Noise-Resilient Symbolic Regression with Dynamic Gating Reinforcement Learning
Chenglu Sun, Shuo Shen, Wenzhi Tao, Deyi Xue, Zixia Zhou
TL;DR
Symbolic regression often fails to recover accurate expressions when data are contaminated with noise. The paper proposes Noise-Resilient Symbolic Regression (NRSR), which combines a Noise-Resilient Gating Module (NGM) for input filtering with a reinforcement-learning-based expression generator and a Mixed Path Entropy (MPE) bonus to promote diverse exploration.

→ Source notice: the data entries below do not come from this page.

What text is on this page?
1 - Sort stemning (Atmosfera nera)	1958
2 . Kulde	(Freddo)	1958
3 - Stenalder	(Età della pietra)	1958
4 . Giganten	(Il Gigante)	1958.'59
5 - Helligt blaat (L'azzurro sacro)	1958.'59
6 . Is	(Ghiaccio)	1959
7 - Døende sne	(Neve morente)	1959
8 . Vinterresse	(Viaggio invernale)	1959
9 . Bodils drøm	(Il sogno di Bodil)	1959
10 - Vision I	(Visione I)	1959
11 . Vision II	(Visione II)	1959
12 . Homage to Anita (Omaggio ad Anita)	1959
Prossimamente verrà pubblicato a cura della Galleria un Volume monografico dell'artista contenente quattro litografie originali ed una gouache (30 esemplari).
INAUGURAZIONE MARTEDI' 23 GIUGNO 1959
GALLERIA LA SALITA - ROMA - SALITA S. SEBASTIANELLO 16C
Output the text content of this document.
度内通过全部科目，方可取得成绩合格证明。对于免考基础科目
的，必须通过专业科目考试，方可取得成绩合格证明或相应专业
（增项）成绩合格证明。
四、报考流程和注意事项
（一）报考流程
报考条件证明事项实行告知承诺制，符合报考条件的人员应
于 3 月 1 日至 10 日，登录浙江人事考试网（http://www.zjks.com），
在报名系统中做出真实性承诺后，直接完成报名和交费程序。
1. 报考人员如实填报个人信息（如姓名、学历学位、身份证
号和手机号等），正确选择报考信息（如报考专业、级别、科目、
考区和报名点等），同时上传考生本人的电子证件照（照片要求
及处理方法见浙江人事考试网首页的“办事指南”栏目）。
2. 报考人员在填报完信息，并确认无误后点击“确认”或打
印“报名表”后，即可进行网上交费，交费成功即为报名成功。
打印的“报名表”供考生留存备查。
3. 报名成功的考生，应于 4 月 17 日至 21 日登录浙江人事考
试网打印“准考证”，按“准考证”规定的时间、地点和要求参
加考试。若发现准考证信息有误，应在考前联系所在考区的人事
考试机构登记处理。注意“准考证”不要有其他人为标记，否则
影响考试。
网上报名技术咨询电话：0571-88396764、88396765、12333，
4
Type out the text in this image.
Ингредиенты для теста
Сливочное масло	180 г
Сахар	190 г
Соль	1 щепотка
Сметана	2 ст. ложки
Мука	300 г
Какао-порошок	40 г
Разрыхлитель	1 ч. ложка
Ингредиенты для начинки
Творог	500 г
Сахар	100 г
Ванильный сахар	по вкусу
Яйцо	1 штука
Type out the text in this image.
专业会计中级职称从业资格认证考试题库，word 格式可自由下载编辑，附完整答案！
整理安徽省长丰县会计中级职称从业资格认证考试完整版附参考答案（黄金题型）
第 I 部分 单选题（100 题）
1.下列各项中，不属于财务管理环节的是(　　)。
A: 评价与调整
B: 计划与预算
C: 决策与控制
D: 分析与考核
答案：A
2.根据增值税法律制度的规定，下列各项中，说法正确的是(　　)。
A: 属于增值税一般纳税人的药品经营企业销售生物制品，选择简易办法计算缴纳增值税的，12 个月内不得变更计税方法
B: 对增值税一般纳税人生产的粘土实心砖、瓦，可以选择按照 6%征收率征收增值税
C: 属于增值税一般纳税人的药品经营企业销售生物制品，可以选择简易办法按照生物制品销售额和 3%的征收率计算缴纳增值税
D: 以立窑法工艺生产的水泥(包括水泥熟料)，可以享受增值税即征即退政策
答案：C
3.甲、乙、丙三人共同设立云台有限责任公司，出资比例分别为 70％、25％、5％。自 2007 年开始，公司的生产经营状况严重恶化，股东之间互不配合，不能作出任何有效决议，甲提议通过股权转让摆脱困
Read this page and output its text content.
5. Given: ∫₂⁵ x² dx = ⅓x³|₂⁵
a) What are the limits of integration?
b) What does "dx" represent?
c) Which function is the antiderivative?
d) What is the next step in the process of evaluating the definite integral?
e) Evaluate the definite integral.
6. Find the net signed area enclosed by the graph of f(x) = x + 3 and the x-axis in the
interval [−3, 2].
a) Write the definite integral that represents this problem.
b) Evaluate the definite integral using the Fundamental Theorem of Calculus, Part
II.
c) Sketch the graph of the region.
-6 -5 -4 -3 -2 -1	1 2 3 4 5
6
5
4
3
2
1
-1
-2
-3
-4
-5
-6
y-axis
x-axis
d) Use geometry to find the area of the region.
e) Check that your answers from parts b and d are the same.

The approach uses a PPO-based policy with a reward $R(\tau)=1/(1+NRMSE)$ and a joint entropy objective $L(\theta)=L_p(\theta)+\alpha H_\tau(\pi_\theta)+\beta H(\pi_\theta)$ to drive robust symbol selection. Empirical results on Nguyen benchmarks show that NRSR achieves state-of-the-art performance on high-noise data and strong results on clean data, outperforming multiple baselines in recovery rate $RR$, explored-expression number $EEN$, and NMSE. The work demonstrates the effectiveness and modularity of NGM and MPE for robust SR and suggests future directions like distributed RL to further improve exploration in large search spaces.
Abstract
Symbolic regression (SR) has emerged as a pivotal technique for uncovering the intrinsic information within data and enhancing the interpretability of AI models. However, current state-of-the-art (sota) SR methods struggle to perform correct recovery of symbolic expressions from high-noise data. To address this issue, we introduce a novel noise-resilient SR (NRSR) method capable of recovering expressions from high-noise data. Our method leverages a novel reinforcement learning (RL) approach in conjunction with a designed noise-resilient gating module (NGM) to learn symbolic selection policies. The gating module can dynamically filter the meaningless information from high-noise data, thereby demonstrating a high noise-resilient capability for the SR process. And we also design a mixed path entropy (MPE) bonus term in the RL process to increase the exploration capabilities of the policy. Experimental results demonstrate that our method significantly outperforms several popular baselines on benchmarks with high-noise data. Furthermore, our method also can achieve sota performance on benchmarks with clean data, showcasing its robustness and efficacy in SR tasks.